CBK flags digital lenders as weak spot in dirty money fight

Only 35 percent of the digital lenders are carrying out enhanced due diligence, a critical process for identifying risky customers and transactions.
Digital lenders are emerging as the most exposed to financial crime in Kenya, with a new Central Bank of Kenya (CBK) report revealing that many are ill-equipped to detect or prevent money laundering and terrorism financing activities.
The CBK's Preventive Measures Survey, conducted in December 2024, shows that Digital Credit Providers (DCPs) have glaring weaknesses in staff training, poor understanding of global financial sanctions, and fail to conduct necessary checks to flag suspicious customers and transactions.
The regulator carried out the survey to assess how financial institutions are implementing safeguards against money laundering, terrorism financing and the funding of weapons proliferation.
The report points out that DCPs are falling behind other financial institutions in applying Targeted Financial Sanctions (TFS), a global framework meant to block criminals and sanctioned entities from accessing the financial system.
“DCPs display mixed results. Around 78 percent of staff are at least somewhat familiar with TFS regulations, yet 22 percent have no familiarity at all, underscoring a pressing need for improved training and awareness,” the CBK survey stated.
Targeted Financial Sanctions (TFS) require financial institutions to carry out key measures such as customer due diligence (CDD), enhanced due diligence (EDD), flagging of suspicious transactions, regular staff training, and frequent screening of customer names against updated global sanctions lists.
But the survey found that many DCPs either conduct these checks irregularly or lack the systems to support them.
The findings reveal that although 71 percent of DCPs screen their customers against sanctioned individuals or organisations, only 47.5 percent regularly update the sanction lists they rely on, and 8.5 percent of the institutions have no sanctions screening systems at all. The report warns that this exposes them to “presenting significant compliance risks.”
Only 35 percent of the digital lenders are carrying out enhanced due diligence, a critical process for identifying risky customers and transactions.
The survey also found that “screening is often irregular, with over half doing so only ‘as needed’.”

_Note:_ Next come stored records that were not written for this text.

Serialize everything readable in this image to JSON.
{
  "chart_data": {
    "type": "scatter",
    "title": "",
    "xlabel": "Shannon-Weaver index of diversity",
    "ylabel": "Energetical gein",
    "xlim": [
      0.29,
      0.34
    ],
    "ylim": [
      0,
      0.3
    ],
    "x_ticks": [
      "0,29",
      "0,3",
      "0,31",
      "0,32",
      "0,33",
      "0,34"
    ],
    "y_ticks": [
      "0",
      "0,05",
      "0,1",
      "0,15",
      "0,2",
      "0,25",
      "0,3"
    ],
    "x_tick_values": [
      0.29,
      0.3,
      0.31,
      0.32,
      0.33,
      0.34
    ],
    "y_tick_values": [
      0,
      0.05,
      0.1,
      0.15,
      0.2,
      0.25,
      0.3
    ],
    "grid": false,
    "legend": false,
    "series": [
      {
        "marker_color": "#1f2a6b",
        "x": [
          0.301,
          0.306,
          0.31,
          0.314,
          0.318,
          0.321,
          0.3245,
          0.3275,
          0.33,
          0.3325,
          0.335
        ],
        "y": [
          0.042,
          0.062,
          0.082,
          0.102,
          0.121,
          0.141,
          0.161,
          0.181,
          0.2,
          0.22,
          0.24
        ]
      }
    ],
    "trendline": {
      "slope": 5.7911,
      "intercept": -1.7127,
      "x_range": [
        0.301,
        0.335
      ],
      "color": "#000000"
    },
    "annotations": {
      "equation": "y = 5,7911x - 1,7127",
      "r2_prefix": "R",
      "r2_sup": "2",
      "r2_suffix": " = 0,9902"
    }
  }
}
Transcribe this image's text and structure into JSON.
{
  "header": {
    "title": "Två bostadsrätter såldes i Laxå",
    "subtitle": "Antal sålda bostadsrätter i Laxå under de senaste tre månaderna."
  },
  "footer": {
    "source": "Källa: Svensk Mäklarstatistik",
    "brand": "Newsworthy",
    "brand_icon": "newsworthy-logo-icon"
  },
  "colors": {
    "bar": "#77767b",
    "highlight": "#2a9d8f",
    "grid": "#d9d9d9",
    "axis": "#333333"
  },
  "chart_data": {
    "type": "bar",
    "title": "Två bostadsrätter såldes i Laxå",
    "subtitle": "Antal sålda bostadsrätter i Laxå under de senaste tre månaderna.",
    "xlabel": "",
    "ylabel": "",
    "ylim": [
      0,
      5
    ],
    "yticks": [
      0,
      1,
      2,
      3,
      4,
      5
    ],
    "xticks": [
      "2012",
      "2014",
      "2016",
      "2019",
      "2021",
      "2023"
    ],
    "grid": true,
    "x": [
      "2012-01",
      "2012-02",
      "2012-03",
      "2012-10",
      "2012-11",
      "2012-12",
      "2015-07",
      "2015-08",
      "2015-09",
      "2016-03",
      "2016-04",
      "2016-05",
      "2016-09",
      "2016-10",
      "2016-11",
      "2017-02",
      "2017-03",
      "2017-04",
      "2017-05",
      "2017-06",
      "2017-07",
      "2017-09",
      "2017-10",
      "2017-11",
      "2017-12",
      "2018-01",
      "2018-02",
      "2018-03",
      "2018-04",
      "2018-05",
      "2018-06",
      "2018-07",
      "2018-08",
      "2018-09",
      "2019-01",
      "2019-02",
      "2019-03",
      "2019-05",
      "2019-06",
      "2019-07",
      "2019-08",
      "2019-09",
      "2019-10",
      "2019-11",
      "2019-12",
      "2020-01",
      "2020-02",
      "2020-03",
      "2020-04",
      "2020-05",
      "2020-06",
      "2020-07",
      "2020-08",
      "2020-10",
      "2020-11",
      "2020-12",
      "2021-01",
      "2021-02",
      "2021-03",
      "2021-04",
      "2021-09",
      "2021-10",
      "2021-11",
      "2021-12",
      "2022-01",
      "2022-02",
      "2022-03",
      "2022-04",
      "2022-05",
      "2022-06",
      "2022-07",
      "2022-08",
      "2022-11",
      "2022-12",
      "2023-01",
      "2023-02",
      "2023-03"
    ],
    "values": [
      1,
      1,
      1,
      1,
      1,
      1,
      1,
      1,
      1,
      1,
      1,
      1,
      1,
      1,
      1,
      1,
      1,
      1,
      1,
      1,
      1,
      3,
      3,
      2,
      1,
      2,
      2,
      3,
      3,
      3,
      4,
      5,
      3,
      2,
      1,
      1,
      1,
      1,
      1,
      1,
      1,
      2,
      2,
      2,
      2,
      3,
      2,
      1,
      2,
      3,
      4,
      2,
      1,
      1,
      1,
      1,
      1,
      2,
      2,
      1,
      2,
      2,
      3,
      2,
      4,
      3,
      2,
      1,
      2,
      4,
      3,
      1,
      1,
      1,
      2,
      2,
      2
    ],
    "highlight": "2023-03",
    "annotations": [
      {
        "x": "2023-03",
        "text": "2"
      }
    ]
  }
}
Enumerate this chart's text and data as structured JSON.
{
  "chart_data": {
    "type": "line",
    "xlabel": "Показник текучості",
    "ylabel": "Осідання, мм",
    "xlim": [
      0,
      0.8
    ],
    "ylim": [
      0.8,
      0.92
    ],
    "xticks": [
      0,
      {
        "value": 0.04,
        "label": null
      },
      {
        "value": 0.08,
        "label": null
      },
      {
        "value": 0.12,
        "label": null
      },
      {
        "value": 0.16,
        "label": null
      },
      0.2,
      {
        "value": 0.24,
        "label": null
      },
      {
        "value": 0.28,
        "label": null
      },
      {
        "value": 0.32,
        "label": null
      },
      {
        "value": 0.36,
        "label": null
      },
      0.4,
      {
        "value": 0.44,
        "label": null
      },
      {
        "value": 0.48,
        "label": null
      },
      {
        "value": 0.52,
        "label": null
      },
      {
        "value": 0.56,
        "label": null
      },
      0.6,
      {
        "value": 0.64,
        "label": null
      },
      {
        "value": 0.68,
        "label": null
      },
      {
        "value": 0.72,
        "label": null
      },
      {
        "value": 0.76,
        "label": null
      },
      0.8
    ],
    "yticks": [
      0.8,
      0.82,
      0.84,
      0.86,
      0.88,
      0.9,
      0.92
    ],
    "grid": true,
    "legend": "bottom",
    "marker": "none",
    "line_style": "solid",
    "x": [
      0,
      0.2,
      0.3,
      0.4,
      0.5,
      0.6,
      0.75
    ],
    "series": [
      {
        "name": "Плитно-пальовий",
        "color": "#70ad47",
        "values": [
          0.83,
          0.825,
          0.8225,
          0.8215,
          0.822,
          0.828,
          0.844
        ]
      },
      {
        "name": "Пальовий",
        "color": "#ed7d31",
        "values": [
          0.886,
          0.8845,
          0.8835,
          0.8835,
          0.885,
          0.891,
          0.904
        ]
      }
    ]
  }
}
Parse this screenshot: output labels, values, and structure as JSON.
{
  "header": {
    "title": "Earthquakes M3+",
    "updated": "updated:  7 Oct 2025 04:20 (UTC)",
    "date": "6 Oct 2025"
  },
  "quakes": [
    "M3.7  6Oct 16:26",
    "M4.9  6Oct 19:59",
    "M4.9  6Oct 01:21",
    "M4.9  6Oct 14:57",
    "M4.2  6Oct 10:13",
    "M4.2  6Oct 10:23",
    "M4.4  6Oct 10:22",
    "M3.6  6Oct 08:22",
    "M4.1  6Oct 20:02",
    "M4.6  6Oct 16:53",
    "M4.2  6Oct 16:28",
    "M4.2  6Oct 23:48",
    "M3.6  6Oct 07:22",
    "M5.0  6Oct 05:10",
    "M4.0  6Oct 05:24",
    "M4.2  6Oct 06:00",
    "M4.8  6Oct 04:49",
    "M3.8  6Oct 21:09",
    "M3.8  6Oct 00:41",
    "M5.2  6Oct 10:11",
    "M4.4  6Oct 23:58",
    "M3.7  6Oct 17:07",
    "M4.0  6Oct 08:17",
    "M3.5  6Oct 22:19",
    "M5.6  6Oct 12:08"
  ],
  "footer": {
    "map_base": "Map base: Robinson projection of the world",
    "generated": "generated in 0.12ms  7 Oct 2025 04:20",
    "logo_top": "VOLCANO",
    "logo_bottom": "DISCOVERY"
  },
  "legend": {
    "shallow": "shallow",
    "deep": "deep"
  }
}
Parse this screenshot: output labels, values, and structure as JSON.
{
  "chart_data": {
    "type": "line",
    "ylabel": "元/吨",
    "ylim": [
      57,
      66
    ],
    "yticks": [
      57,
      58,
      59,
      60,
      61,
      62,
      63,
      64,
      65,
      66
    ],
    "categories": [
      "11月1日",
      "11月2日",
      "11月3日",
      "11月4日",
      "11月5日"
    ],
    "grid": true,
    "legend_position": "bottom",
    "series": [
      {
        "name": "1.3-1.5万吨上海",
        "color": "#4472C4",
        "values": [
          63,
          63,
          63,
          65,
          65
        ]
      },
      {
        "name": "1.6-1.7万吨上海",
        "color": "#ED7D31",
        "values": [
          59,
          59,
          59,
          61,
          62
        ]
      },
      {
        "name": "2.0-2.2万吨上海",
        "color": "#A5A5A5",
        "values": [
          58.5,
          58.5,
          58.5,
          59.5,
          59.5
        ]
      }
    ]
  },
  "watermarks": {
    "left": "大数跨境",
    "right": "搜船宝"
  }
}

It adds that many DCPs do not use technology to help with these tasks, and nearly half 48 percent did not recommend any tools to improve their compliance systems, raising concerns over their ability to meet the standards set by CBK.
In contrast, the report notes that commercial banks have made strides in strengthening their systems. Most use automated screening tools, regularly update global sanctions lists, and follow standardised compliance procedures.
Microfinance banks also showed better performance, with all institutions carrying out sanctions screening and three-quarters using automated tools.
The CBK says that strengthening the compliance capacities of all players in the financial sector, especially digital lenders, is critical in the country’s efforts to stop dirty money and protect Kenya’s financial systems from abuse by criminal networks.